Social media good for democracy? Facebook admits it can't make that guarantee

Facebook has warned that it can't offer any assurance that social media is on balance good for democracy, but the company says it is trying to do what it can to stop alleged meddling in elections by Russia or anyone else.

In new blog post, company again addresses concerns its platform has been used to meddle in elections

"I wish I could guarantee that the positives are destined to outweigh the negatives, but I can't," Samidh Chakrabarti, a Facebook product manager, wrote in his post. (Toby Melville/Reuters)

Facebook has warned that it can't offer any assurance that social media is on balance good for democracy, but the company says it is trying to do what it can to stop alleged meddling in elections by Russia or anyone else.

The sharing of false or misleading headlines on social media has become a global issue, after accusations that Russia tried to influence votes in the United States, Britain and France. 

Moscow denies the allegations. 

Facebook, the largest social network with more than two billion users, addressed social media's role in democracy in blog posts from a Harvard University professor, Cass Sunstein, and from an employee working on the subject. 

"I wish I could guarantee that the positives are destined to outweigh the negatives, but I can't," Samidh Chakrabarti, a Facebook product manager, wrote in his post on Monday. 

Facebook, he added, has a "moral duty to understand how these technologies are being used and what can be done to make communities like Facebook as representative, civil and trustworthy as possible." 

Contrite Facebook executives were already fanning out across Europe this week to address the company's slow response to abuses on its platform, such as hate speech and foreign influence campaigns.

U.S. lawmakers have held hearings on the role of social media in elections, and this month Facebook widened an investigation into the run-up to Britain's 2016 referendum on EU membership. 

Chakrabarti expressed Facebook's regrets about the 2016 U.S. elections, when according to the company Russian agents created 80,000 posts that reached around 126 million people over two years.

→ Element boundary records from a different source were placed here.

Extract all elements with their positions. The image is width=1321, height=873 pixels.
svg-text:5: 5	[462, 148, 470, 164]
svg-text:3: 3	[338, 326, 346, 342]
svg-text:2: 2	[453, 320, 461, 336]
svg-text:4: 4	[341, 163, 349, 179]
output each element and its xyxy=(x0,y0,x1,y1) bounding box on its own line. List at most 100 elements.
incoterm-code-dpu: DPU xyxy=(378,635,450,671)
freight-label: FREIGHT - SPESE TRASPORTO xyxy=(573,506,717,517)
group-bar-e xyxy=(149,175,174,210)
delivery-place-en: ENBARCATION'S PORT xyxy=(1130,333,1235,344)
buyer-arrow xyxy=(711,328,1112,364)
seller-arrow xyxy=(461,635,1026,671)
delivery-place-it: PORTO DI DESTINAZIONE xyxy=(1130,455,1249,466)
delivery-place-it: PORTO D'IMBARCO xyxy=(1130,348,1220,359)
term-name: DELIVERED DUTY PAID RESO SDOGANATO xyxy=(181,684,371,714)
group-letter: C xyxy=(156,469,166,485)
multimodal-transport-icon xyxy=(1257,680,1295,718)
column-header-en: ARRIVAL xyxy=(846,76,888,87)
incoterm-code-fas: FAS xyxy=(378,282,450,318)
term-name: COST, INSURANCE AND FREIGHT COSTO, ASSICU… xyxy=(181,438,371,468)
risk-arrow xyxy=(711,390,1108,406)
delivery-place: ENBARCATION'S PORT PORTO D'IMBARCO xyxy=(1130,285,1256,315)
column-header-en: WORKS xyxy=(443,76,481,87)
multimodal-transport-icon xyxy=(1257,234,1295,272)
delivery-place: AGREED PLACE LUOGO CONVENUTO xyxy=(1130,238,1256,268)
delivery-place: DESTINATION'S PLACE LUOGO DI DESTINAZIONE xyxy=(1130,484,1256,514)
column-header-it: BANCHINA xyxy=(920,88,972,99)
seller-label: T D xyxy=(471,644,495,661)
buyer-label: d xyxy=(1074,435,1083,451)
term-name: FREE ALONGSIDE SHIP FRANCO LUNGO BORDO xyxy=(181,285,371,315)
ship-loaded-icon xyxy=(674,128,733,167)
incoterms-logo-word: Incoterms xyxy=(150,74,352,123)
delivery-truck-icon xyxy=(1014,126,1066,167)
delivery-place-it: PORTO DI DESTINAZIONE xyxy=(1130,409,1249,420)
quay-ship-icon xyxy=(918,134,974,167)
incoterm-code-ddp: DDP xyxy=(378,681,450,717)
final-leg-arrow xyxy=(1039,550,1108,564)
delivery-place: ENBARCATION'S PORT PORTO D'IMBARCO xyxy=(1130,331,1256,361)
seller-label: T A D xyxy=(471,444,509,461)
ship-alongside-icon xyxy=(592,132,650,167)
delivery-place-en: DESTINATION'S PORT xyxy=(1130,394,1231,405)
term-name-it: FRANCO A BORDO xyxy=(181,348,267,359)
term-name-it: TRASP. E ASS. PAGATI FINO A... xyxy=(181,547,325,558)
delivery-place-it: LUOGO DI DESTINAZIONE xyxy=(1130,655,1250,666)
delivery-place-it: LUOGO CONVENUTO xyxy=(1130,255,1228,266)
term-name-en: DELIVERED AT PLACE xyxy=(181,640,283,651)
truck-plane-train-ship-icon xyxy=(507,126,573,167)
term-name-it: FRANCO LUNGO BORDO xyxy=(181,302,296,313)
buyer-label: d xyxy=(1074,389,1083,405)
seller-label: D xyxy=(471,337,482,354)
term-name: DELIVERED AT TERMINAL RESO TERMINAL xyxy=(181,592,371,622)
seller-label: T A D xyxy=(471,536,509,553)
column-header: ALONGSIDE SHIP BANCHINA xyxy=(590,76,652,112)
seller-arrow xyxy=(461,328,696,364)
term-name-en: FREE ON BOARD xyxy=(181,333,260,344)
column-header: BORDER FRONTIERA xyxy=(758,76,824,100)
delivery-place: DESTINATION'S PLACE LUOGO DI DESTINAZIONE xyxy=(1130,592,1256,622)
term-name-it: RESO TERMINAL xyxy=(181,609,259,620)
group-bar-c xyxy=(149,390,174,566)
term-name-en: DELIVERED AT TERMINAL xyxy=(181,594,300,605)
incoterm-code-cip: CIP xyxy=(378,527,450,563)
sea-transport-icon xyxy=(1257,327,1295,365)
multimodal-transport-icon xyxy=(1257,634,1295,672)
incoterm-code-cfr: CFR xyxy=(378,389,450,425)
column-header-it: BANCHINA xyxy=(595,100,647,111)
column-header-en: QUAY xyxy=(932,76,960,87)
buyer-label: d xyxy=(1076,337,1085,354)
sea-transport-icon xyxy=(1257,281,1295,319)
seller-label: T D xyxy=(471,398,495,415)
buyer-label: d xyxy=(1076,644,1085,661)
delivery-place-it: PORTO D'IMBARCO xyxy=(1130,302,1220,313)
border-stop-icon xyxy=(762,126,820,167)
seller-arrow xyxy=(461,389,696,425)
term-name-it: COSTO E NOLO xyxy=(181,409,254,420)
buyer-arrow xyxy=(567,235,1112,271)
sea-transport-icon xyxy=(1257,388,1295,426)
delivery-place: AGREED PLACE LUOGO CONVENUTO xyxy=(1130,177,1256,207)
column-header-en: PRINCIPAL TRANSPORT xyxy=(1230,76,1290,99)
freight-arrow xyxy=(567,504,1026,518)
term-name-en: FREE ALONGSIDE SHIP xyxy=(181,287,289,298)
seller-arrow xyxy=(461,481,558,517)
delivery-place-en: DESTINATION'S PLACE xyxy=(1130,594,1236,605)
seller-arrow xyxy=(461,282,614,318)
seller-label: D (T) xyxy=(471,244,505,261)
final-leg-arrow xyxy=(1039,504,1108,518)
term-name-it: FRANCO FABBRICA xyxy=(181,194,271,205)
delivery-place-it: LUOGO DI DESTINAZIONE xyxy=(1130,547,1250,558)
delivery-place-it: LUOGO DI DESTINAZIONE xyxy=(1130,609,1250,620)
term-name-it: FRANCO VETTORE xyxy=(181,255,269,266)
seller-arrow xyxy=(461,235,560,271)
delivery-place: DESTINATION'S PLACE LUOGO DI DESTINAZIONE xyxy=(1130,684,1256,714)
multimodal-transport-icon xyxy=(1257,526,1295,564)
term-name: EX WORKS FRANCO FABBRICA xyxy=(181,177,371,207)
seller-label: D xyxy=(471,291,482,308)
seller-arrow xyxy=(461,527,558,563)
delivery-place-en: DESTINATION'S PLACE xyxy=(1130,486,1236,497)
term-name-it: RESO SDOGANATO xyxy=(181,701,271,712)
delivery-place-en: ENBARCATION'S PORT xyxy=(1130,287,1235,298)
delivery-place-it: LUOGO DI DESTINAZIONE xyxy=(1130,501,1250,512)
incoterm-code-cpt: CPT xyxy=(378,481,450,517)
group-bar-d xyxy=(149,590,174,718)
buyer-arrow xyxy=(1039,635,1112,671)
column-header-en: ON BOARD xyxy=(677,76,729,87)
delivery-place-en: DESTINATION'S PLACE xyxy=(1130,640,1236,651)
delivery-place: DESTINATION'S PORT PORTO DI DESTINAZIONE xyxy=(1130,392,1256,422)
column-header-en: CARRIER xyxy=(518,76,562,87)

The company should have done better, he wrote, and he said Facebook was making up for lost time by disabling suspect accounts, making election ads visible beyond the targeted audience and requiring those running election ads to confirm their identities.

Twitter and Alphabet's Google and YouTube have announced similar attempts at self-regulation. 

Chakrabarti said Facebook had helped democracy in ways, such as getting more Americans to register to vote. 

Sunstein, a law professor and Facebook consultant who also worked in the administration of former U.S. President Barack Obama, said in a blog post that social media was a work in progress and that companies would need to experiment with changes to improve.